Jonas rubs my arm soothingly, encouragingly. "Where were you," he asks softly. "We've been looking for you since we heard about the Sentry."
I look up at him, now. He heard? It must be all over the Outpost. I am a giant-killer. But still, I don't want to tell this story. I'm tired. I haven't really had time to think about all that's happened. I just want to sleep it off.
"Matt got her," Miranda says, matter-of-factly, apparently deciding that she'd better spill. "He thought she killed the damned thing. Like actually killed a Sentry." She laughs bitterly, wipes her hand over her forehead and down her cheek, rolling her eyes. "Wouldn't that be great," she adds. "Imagine if Matt suddenly got rid of all the Sentries."

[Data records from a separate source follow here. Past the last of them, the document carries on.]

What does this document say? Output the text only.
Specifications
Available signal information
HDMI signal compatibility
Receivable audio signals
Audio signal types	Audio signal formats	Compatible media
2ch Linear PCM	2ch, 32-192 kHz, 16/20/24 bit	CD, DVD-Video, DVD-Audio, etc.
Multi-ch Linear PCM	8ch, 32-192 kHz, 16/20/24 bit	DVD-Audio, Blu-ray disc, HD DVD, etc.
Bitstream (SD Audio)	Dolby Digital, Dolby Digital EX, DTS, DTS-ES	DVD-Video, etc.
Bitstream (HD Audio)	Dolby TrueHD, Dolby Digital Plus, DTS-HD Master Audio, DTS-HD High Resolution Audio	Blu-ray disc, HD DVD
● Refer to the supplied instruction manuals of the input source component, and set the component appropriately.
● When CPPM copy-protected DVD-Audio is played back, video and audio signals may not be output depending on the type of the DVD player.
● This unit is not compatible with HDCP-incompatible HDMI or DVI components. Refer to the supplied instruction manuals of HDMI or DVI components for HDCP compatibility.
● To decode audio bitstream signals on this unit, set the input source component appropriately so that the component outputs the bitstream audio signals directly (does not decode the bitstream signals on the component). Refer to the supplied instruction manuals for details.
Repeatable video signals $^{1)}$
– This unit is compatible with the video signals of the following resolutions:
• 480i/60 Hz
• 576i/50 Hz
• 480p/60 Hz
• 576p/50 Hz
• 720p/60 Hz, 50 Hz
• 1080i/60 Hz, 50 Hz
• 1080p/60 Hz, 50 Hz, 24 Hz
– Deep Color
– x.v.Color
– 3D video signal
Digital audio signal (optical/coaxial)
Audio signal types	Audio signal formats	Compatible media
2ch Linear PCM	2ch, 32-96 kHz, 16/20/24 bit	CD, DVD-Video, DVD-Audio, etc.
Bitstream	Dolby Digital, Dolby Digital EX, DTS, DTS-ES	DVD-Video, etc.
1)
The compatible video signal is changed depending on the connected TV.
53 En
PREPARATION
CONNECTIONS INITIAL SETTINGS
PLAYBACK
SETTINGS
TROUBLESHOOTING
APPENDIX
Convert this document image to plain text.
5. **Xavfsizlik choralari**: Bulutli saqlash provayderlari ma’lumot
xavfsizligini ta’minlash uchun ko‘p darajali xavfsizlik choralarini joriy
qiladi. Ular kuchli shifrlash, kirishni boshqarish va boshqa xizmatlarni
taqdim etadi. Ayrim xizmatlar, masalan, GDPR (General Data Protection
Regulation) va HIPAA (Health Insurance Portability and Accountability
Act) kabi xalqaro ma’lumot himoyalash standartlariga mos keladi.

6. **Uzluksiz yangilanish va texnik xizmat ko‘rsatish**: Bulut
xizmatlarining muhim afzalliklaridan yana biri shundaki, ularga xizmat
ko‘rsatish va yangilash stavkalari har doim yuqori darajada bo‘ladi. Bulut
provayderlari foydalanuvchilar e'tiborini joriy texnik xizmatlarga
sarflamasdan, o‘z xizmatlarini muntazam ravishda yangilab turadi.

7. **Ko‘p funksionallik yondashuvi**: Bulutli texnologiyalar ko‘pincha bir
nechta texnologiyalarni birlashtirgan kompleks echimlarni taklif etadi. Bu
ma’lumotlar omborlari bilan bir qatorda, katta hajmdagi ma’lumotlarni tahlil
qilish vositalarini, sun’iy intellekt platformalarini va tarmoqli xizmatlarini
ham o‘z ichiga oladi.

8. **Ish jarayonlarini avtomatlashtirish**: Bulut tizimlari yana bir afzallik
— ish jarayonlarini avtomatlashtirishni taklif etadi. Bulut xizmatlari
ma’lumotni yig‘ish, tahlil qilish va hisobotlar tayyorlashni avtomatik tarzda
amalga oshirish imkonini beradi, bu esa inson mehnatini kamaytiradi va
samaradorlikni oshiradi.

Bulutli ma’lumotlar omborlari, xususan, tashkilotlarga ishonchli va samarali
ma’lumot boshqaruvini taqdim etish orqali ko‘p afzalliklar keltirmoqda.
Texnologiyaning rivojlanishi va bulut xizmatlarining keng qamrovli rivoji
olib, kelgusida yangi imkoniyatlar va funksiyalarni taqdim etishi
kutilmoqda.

Jonas' eyes narrow as he looks from her to me. "So... you didn't kill it?"
My face is already turned downward, but I lower it more.
"Of course she didn't kill it," Miranda says. "They're not killable. It malfunctioned, OK? Probably corrosion in the conversion stream or something. Lucky as hell, Eden."
Jonas says nothing, still looking at me. Finally, he nods. He moves a touch closer to me, like he's closing the rest of them out. He leans in, touching my face, and asks in a whisper, "Did Matt hurt you?"
I close my eyes, and manage to shake my head. "Just tired," I say.
He lets go of me. I allow my body to slump to the side, leaning against Apollon, who puts an arm around me. I rest my head on him, letting myself sink into restfulness. On the other side of me, where my feet are now, Jonas sits against the wall, knees up, head back, eyes closed. He's maybe two inches from touching me, but it feels like he's on the other side of the world. I long to be leaning against him, instead, but I stay where I am. I stay, thinking I'm going to sleep, but I don't. So I'm still awake when he gets up and slips out the door, heading off to command his tro
ops, or plan his attacks, or whatever it is that will lead us all to our quickening doom.